Managing Signal Routing in Quantum Information Processing

Controlling signal routing is an important aspect of quantum information processing (QIP) systems, just as it is in classical information processing systems. However, due to the unique properties of quantum states, signal routing in quantum systems presents both challenges and opportunities not found in classical systems.

Signal routing and isolation from noise and back-reflections are critical in many practical situations in both classical communication and quantum processing. In a theory-experimental collaboration, a team led by Andreas Nunnenkamp from the University of Vienna and Ewold Verhagen from the Amsterdam-based research institute AMOLF achieved unidirectional signal transport in pairs of “one-way streets.” This study, published in Nature Physics, opens up new possibilities for more flexible signaling devices.

Devices that allow signals to be routed, such as those carried by light or sound waves, are critical in many practical situations. This is the case, for example, in quantum information processing, where the quantum computer’s states must be amplified in order to be read out – without noise from the amplification process corrupting them. As a result, devices such as isolators and circulators that allow signals to travel in a one-way channel are in high demand. However, such devices are currently lossy and bulky, requiring large magnetic fields that break time-reversal symmetry to achieve unidirectional behavior. These constraints have prompted concerted efforts to develop alternatives that require less space and do not rely on magnetic fields.

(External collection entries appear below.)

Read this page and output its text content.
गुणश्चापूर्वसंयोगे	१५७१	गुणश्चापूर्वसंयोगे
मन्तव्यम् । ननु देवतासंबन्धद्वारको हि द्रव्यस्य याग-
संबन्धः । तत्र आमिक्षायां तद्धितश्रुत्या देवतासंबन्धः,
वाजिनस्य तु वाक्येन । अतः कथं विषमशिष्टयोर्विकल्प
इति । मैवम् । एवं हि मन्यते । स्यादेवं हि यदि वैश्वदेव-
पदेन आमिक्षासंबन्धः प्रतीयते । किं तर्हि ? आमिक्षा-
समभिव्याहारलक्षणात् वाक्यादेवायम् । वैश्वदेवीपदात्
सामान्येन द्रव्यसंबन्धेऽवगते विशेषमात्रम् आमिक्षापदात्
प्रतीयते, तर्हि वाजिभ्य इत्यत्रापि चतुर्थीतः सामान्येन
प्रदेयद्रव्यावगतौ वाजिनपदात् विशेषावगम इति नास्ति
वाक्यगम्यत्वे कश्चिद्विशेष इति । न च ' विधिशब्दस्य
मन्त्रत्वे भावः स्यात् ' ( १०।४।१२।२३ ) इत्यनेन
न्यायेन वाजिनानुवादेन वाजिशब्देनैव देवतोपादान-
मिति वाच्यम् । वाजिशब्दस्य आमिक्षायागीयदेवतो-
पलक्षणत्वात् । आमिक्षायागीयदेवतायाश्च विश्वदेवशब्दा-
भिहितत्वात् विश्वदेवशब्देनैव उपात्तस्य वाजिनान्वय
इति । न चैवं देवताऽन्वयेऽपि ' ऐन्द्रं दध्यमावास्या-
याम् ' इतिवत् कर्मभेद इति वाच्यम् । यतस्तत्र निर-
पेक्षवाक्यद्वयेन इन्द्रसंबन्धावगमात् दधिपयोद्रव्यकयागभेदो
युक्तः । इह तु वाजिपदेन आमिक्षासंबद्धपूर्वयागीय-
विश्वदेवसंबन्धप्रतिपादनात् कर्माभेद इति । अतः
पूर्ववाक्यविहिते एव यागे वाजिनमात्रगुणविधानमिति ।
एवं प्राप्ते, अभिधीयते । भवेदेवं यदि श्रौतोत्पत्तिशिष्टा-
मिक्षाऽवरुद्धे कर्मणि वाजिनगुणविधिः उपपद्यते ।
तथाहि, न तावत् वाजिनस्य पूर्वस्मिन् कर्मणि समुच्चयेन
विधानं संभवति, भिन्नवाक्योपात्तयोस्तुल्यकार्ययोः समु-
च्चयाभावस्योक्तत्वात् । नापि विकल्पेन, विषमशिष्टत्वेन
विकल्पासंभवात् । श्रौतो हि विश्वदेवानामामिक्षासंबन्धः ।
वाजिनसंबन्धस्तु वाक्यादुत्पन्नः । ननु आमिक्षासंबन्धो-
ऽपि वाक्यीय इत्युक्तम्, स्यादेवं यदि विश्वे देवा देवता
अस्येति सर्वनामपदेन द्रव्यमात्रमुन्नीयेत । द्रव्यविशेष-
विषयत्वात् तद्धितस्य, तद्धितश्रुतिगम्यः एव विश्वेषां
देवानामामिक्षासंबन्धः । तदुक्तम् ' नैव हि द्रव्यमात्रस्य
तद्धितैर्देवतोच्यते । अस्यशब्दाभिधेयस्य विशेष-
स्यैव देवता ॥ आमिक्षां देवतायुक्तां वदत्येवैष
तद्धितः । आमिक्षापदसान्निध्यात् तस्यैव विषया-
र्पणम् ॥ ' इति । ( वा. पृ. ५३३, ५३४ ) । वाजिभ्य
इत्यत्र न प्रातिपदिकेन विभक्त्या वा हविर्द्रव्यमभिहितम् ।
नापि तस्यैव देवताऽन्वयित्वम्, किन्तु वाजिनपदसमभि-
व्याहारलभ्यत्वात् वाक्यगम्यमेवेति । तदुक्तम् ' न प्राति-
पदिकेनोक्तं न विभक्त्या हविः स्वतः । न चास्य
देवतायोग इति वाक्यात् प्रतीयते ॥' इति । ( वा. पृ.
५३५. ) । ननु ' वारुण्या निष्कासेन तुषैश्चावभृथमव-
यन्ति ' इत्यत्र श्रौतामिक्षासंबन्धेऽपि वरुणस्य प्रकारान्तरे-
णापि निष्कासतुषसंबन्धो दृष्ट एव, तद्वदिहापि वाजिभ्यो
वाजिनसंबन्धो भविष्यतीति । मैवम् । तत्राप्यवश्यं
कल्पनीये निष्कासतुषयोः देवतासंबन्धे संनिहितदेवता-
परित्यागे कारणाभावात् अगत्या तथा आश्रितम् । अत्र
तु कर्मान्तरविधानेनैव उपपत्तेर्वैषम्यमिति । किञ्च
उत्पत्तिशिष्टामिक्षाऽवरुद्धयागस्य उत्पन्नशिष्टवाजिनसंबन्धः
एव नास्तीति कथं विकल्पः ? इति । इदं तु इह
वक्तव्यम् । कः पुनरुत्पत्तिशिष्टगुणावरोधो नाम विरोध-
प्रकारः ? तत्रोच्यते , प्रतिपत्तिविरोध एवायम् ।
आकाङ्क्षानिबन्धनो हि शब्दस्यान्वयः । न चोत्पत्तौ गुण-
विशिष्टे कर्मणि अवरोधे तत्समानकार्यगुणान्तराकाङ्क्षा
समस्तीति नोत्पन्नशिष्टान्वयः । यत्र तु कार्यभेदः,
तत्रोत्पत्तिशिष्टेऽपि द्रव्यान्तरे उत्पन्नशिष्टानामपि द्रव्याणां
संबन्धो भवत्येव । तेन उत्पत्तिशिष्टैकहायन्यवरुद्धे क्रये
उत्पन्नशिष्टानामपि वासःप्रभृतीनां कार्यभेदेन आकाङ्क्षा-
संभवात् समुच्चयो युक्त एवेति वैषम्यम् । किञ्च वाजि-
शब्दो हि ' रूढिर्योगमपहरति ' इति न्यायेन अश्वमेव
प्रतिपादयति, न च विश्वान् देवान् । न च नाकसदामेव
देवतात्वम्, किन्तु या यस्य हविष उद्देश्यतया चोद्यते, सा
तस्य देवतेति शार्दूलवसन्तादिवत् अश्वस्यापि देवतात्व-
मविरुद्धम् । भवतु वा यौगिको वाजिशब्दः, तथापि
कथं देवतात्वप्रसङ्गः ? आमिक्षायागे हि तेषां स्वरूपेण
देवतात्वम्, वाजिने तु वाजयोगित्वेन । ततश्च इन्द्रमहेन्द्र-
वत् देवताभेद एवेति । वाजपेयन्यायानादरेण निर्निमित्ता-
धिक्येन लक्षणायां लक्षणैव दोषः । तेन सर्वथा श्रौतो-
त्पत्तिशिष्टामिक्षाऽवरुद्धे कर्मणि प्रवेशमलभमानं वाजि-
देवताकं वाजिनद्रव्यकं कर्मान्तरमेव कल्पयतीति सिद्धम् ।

The new study published in Nature Physics introduces a new class of systems characterized by a phenomenon the authors call “quadrature nonreciprocity.” Quadrature nonreciprocity exploits interference between two distinct physical processes. Each of the processes produces a wave that contributes to the transmitted signal. Like water waves produced by two thrown pebbles, the two waves can either cancel or amplify each other, in a phenomenon known as interference.

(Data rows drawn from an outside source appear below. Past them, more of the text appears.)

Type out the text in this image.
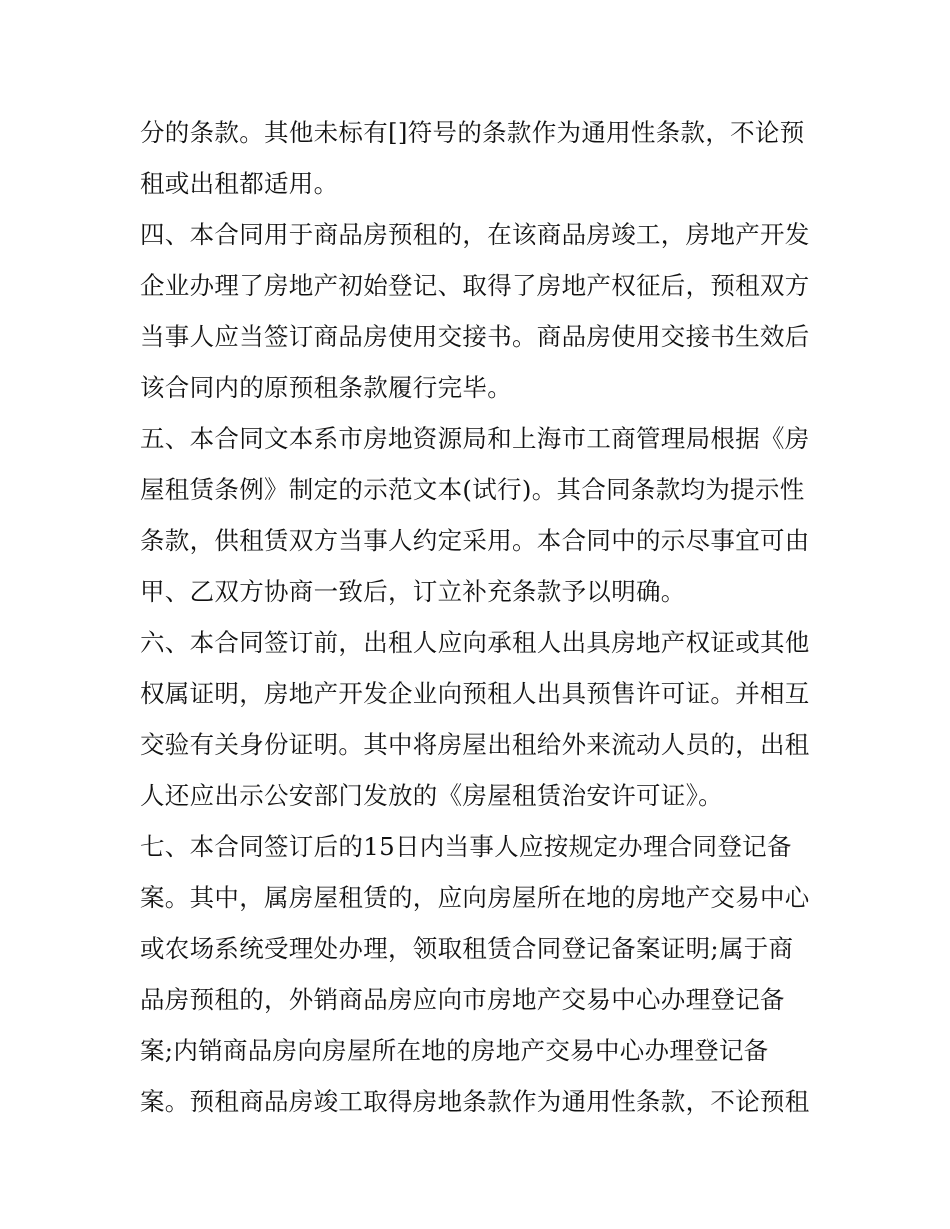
分的条款。其他未标有[]符号的条款作为通用性条款，不论预
租或出租都适用。
四、本合同用于商品房预租的，在该商品房竣工，房地产开发
企业办理了房地产初始登记、取得了房地产权征后，预租双方
当事人应当签订商品房使用交接书。商品房使用交接书生效后
该合同内的原预租条款履行完毕。
五、本合同文本系市房地资源局和上海市工商管理局根据《房
屋租赁条例》制定的示范文本(试行)。其合同条款均为提示性
条款，供租赁双方当事人约定采用。本合同中的示尽事宜可由
甲、乙双方协商一致后，订立补充条款予以明确。
六、本合同签订前，出租人应向承租人出具房地产权证或其他
权属证明，房地产开发企业向预租人出具预售许可证。并相互
交验有关身份证明。其中将房屋出租给外来流动人员的，出租
人还应出示公安部门发放的《房屋租赁治安许可证》。
七、本合同签订后的15日内当事人应按规定办理合同登记备
案。其中，属房屋租赁的，应向房屋所在地的房地产交易中心
或农场系统受理处办理，领取租赁合同登记备案证明;属于商
品房预租的，外销商品房应向市房地产交易中心办理登记备
案;内销商品房向房屋所在地的房地产交易中心办理登记备
案。预租商品房竣工取得房地条款作为通用性条款，不论预租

We developed a versatile experimental toolbox that allowed us to control the two different types of relationships that are required to implement quadrature nonreciprocity. We were able to demonstrate the resulting unidirectional signal transport experimentally.

Jesse Slim

This allows for unidirectional signal transmission without time-reversal breaking and results in a distinct dependence on the signal’s phase, i.e., quadrature. “In these devices, transmission depends not only on the direction of the signal, but also on the signal quadrature,” says Clara Wanjura, the study’s theoretical lead author. “This creates a’dual carriageway’ for signals, with one quadrature transmitted in one direction and the other quadrature transmitted in the opposite direction.” Time-reversal symmetry then requires that the quadratures always travel in opposite directions in two separate lanes.”

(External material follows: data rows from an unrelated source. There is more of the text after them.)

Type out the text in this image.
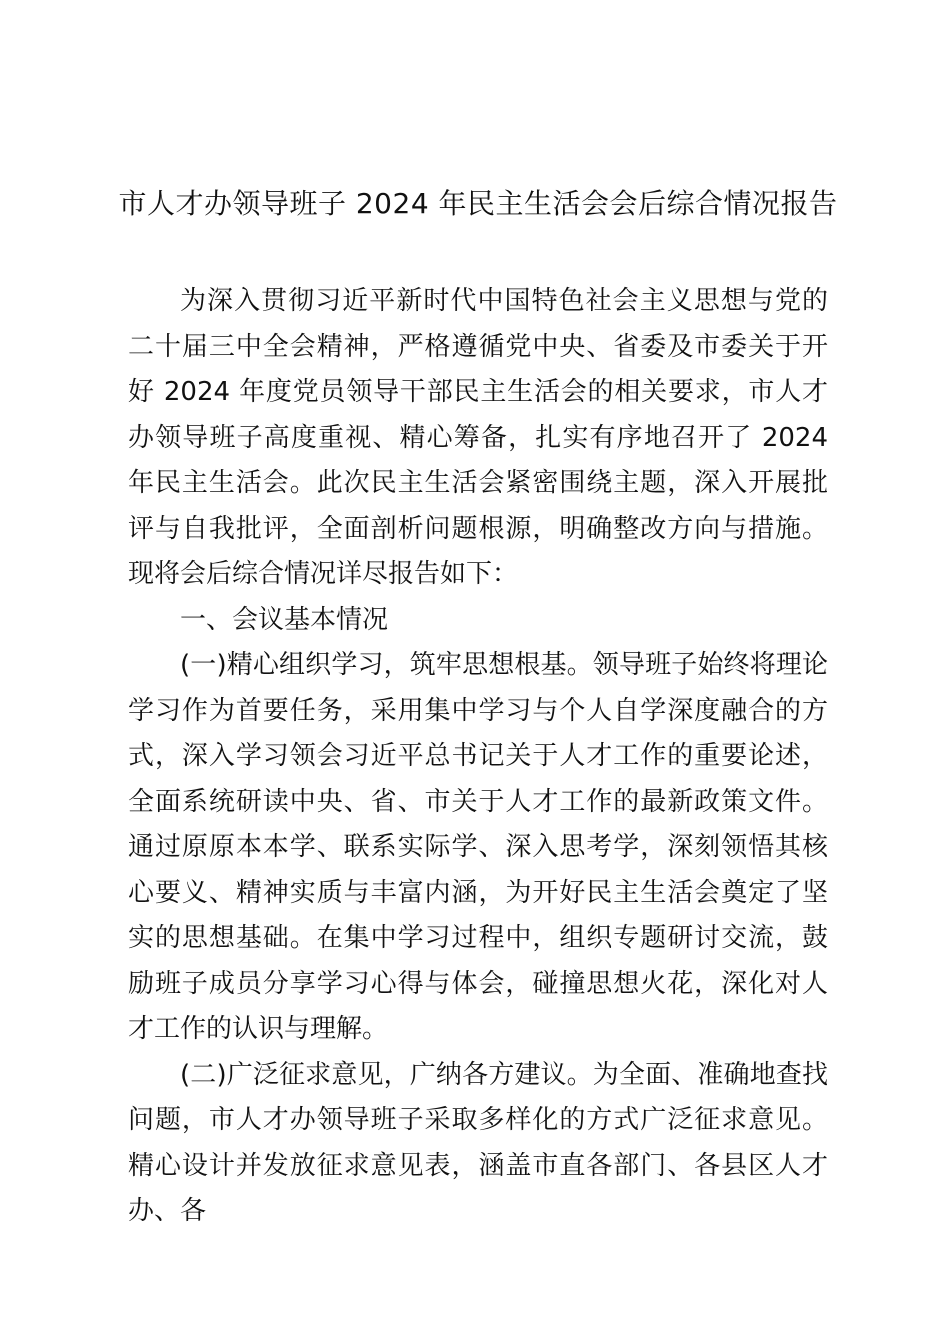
市人才办领导班子 2024 年民主生活会会后综合情况报告

为深入贯彻习近平新时代中国特色社会主义思想与党的二十届三中全会精神，严格遵循党中央、省委及市委关于开好 2024 年度党员领导干部民主生活会的相关要求，市人才办领导班子高度重视、精心筹备，扎实有序地召开了 2024 年民主生活会。此次民主生活会紧密围绕主题，深入开展批评与自我批评，全面剖析问题根源，明确整改方向与措施。现将会后综合情况详尽报告如下：

一、会议基本情况

(一)精心组织学习，筑牢思想根基。领导班子始终将理论学习作为首要任务，采用集中学习与个人自学深度融合的方式，深入学习领会习近平总书记关于人才工作的重要论述，全面系统研读中央、省、市关于人才工作的最新政策文件。通过原原本本学、联系实际学、深入思考学，深刻领悟其核心要义、精神实质与丰富内涵，为开好民主生活会奠定了坚实的思想基础。在集中学习过程中，组织专题研讨交流，鼓励班子成员分享学习心得与体会，碰撞思想火花，深化对人才工作的认识与理解。

(二)广泛征求意见，广纳各方建议。为全面、准确地查找问题，市人才办领导班子采取多样化的方式广泛征求意见。精心设计并发放征求意见表，涵盖市直各部门、各县区人才办、各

The AMOLF experimental team demonstrated this phenomenon experimentally in a nanomechanical system in which laser light orchestrates interactions among mechanical vibrations of small silicon strings. Laser light exerts forces on the strings, allowing interactions between their various vibration ‘tones’ to take place. “We developed a versatile experimental toolbox that allowed us to control the two different types of relationship that are required to implement quadrature nonreciprocity,” says Jesse Slim, the study’s experimental lead author. We were able to demonstrate the resulting unidirectional signal transport experimentally.”

The research opens up new avenues for signal routing and quantum-limited amplification, with applications in quantum information processing and sensing.

In quantum information processing, quantum bits (qubits) are the fundamental units of information. Qubits can exist in superpositions of states, allowing them to represent multiple values simultaneously. They can also become entangled, meaning the state of one qubit is dependent on the state of another qubit, even if they are physically separated. This property forms the basis for quantum computation, communication, and other quantum technologies.